The real priority held by Spiezle and the OTA are clear from the last part of that sentence: "…make privacy and data protection a priority or face legislation which can stifle innovation and commerce."
That doesn't necessarily mean the OTA isn't concerned about consumer privacy and security for reasons that are public-spirited and ethically sound.
They could very well simply respect their customers' rights as individuals and have found the determination to do well by them.
It's much more likely they're waving the Privacy banner like a flag of truce so they can walk the battlefield safely in what look like an effort to bury the fallen and tend to the wounded when, in fact, it's much more likely they're only there to rob the dead.
If self regulation worked, there would be no diet or self-help industries (or, possibly, a recession)
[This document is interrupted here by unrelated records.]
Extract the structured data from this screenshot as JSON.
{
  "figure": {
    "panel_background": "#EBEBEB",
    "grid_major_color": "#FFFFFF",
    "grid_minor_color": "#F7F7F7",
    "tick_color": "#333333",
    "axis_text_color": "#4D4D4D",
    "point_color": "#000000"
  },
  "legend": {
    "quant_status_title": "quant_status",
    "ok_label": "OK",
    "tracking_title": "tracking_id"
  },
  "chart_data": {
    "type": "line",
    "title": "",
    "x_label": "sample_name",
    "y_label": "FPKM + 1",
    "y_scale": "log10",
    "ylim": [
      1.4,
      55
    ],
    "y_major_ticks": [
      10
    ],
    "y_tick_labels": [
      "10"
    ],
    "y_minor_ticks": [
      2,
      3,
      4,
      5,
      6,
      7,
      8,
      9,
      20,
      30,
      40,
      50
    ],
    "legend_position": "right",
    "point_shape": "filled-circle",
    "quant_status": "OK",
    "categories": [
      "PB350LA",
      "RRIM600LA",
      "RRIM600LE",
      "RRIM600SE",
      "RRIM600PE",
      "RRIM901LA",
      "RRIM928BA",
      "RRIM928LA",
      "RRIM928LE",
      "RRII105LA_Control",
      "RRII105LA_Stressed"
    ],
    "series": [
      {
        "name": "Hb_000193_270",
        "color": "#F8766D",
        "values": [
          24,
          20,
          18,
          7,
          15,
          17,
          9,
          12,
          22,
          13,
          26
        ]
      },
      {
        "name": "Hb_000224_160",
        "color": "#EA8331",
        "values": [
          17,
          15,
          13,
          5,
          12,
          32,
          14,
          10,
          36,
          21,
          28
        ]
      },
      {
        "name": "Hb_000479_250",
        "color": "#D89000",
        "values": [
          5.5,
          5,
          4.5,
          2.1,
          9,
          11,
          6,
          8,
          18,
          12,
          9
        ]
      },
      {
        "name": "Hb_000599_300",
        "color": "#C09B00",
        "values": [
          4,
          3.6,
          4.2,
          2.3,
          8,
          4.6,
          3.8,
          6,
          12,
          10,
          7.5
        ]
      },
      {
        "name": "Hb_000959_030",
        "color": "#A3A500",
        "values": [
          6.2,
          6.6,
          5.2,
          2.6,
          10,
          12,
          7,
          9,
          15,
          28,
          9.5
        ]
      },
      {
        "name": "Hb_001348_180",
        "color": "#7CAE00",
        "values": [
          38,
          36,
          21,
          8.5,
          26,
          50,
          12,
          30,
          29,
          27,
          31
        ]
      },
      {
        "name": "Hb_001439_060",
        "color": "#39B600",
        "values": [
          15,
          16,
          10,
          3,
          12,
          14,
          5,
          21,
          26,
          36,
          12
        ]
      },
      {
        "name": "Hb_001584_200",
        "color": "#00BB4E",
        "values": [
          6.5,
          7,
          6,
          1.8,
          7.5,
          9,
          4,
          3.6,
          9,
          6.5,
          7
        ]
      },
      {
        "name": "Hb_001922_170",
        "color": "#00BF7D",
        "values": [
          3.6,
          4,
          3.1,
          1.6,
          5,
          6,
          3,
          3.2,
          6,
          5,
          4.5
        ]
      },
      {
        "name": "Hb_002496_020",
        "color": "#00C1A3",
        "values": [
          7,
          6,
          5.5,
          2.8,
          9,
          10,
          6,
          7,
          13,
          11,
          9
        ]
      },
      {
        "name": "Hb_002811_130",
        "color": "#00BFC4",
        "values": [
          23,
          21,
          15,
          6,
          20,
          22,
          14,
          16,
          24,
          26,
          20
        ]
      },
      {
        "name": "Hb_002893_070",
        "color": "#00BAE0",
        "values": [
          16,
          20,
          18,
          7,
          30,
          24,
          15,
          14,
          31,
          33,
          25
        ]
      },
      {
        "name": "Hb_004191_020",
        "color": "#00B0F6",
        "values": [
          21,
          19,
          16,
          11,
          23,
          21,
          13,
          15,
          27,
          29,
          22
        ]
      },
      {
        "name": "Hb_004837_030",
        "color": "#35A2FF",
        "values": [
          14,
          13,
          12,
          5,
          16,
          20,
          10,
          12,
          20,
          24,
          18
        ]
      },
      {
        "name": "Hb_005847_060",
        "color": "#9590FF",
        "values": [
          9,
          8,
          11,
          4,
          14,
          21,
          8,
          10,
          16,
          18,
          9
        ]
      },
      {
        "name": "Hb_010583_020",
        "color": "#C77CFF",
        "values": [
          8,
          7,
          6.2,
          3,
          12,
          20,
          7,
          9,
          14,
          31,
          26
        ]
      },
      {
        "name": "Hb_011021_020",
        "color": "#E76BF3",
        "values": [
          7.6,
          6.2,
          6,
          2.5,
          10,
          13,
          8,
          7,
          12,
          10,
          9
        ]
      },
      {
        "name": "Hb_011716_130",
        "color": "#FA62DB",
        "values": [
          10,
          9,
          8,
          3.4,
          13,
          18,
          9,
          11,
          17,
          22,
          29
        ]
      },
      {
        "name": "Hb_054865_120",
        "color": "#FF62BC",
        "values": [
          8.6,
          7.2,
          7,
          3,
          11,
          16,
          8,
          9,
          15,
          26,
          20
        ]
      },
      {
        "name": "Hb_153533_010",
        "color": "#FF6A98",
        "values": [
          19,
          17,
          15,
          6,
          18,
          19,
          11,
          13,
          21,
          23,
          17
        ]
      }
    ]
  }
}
Self regulation? The way the financial industry self-regulated before the financial scandals and meltdowns that crashed the U.S. and world economies, pulled the rug out from under the real estate market that made up the bulk of the wealth of most Americans and then begged for subsidies to avoid going bankrupt rather than accepting indictments so those responsible for gross violations could be sent to jail?
Yes, that's exactly the kind of self regulation that technology product and service companies would endorse. Not follow, just endorse, as a way to argue that they're already on the way to a utopian balance of commerce and privacy to avoid having to accept actual regulations and laws that would force them to behave in ways they pretend to admire.
I hate to be cynical about the intentions of players in the technology business. I try to give them the benefit of the doubt when there's any doubt to be found.
In this case – in the whole issue about whether vendors or individuals should control the private information of customers – vendors consistently ride with the invaders of privacy, not those making an effort to protect it.